Phase 3 — Additional writers (~50-100 real samples per class): A second writer’s data dramatically improves generalization. If another practitioner is willing to write a few pages of practice forms, that’s invaluable.
Phase 4 — Community (if the tool gains traction): If open-sourced, the r/shorthand community + Gregg enthusiasts could contribute labeled samples. The curriculum structure means you can crowdsource labels cheaply (“I was practicing Unit 3, here are my .rm files”).
6. Key Risks & Mitigations
| Risk | Likelihood | Impact | Mitigation |
|---|---|---|---|
| reMarkable firmware update breaks .rm format | Medium | High | Pin to rmscene library, which tracks format changes. The community has adapted to every format change so far (v3→v5→v6). |
| Insufficient training data for generalization | High | Medium | Synthetic data + curriculum constraints drastically reduce data requirements. Start with Unit 1 (tiny classification space). |
| Proportional stroke discrimination too hard | Medium | High | Use relative features (ratios) rather than absolute sizes. The reMarkable’s consistent DPI helps here. |
| Feedback quality feels unhelpful | Medium | Medium | Start with simple pass/fail + DTW visualization. Iterate based on your own experience using it. |
| reMarkable restricts cloud API access | Low | Medium | SSH extraction always works (they’ve committed to keeping SSH access).

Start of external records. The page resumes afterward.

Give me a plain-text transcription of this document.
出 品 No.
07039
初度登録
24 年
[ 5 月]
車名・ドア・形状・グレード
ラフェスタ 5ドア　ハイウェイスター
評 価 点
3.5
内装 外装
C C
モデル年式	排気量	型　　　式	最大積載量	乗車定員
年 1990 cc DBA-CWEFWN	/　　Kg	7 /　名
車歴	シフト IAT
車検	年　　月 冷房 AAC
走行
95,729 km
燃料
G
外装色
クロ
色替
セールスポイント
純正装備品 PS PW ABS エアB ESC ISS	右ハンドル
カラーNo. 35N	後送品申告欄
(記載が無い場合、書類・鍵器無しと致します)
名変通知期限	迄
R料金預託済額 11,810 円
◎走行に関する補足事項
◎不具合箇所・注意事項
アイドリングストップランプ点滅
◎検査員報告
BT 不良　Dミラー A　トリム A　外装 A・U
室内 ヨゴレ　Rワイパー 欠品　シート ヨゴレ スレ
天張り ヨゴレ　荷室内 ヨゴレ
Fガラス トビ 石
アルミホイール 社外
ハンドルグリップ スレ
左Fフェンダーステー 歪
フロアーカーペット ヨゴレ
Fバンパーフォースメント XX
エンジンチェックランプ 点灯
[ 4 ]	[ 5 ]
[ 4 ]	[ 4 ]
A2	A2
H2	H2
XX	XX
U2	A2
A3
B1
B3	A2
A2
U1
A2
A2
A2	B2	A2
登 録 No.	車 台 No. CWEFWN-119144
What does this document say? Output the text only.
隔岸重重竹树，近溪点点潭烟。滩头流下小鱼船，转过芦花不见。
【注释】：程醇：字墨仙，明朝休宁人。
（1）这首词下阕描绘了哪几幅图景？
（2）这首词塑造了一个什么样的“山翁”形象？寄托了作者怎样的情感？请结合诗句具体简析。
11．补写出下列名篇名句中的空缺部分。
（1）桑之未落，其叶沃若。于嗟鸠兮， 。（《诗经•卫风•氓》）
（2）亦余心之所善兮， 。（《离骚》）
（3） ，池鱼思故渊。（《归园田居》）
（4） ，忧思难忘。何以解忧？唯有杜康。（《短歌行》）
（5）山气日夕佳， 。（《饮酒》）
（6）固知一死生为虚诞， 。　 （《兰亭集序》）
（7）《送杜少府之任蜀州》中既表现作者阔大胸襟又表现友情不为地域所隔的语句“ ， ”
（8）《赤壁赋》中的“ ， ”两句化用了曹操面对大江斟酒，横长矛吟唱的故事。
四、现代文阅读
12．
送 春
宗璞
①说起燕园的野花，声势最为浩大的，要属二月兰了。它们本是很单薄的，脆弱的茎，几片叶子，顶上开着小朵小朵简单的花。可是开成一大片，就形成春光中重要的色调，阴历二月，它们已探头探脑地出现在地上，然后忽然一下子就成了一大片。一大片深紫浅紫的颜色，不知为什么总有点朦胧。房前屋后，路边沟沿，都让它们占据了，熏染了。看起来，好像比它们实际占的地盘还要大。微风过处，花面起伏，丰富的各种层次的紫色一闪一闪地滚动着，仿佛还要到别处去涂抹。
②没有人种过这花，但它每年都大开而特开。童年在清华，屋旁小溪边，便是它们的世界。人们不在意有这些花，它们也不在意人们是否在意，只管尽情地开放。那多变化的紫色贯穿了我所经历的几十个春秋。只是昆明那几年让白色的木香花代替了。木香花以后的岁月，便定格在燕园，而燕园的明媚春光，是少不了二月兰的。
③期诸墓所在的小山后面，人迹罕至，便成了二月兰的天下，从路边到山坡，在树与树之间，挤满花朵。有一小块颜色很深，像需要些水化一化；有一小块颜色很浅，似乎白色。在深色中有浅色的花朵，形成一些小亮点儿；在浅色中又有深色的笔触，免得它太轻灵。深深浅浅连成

Community has survived multiple API changes. |
7. Recommended Tech Stack Summary
| Component | Tool | Why |
|---|---|---|
| .rm parsing | rmscene (Python) | Best maintained v6 parser |
| ML framework | PyTorch | Best ecosystem for sequence models, good ONNX export |
| Classical ML | scikit-learn | Fast iteration for baselines |
| Experiment tracking | Weights & Biases or MLflow | Track training runs |
| Sequence alignment | dtaidistance / tslearn | DTW for feedback |
| API server | FastAPI | Fast, typed, async |
| Model serving | ONNX Runtime | Cross-platform, fast inference |
| PDF generation | fpdf2 or reportlab | Practice template generation |
| Data storage | Parquet (training data), SQLite (app state) | Efficient columnar storage for stroke data |
| Frontend | React + Tailwind | Standard, or even a simple Gradio app for prototyping |
8. Summary
This project is feasible and genuinely novel — nobody has built a curriculum-aware shorthand practice app with AI feedback using online stroke data. The reMarkable’s rich stroke format is a massive advantage over raster-based approaches. The Gregg-1916 dataset and StenogrApp paper validate that ML-based shorthand recognition works, and the curriculum structure of the greggshorthand.github.io course gives a natural way to constrain the problem to tractable sub-problems.
The biggest risk is scope creep. Start with Cycle 0 (data extraction) and Cycle 1 (stroke classification for Unit 1 only). If those work, everything else follows incrementally.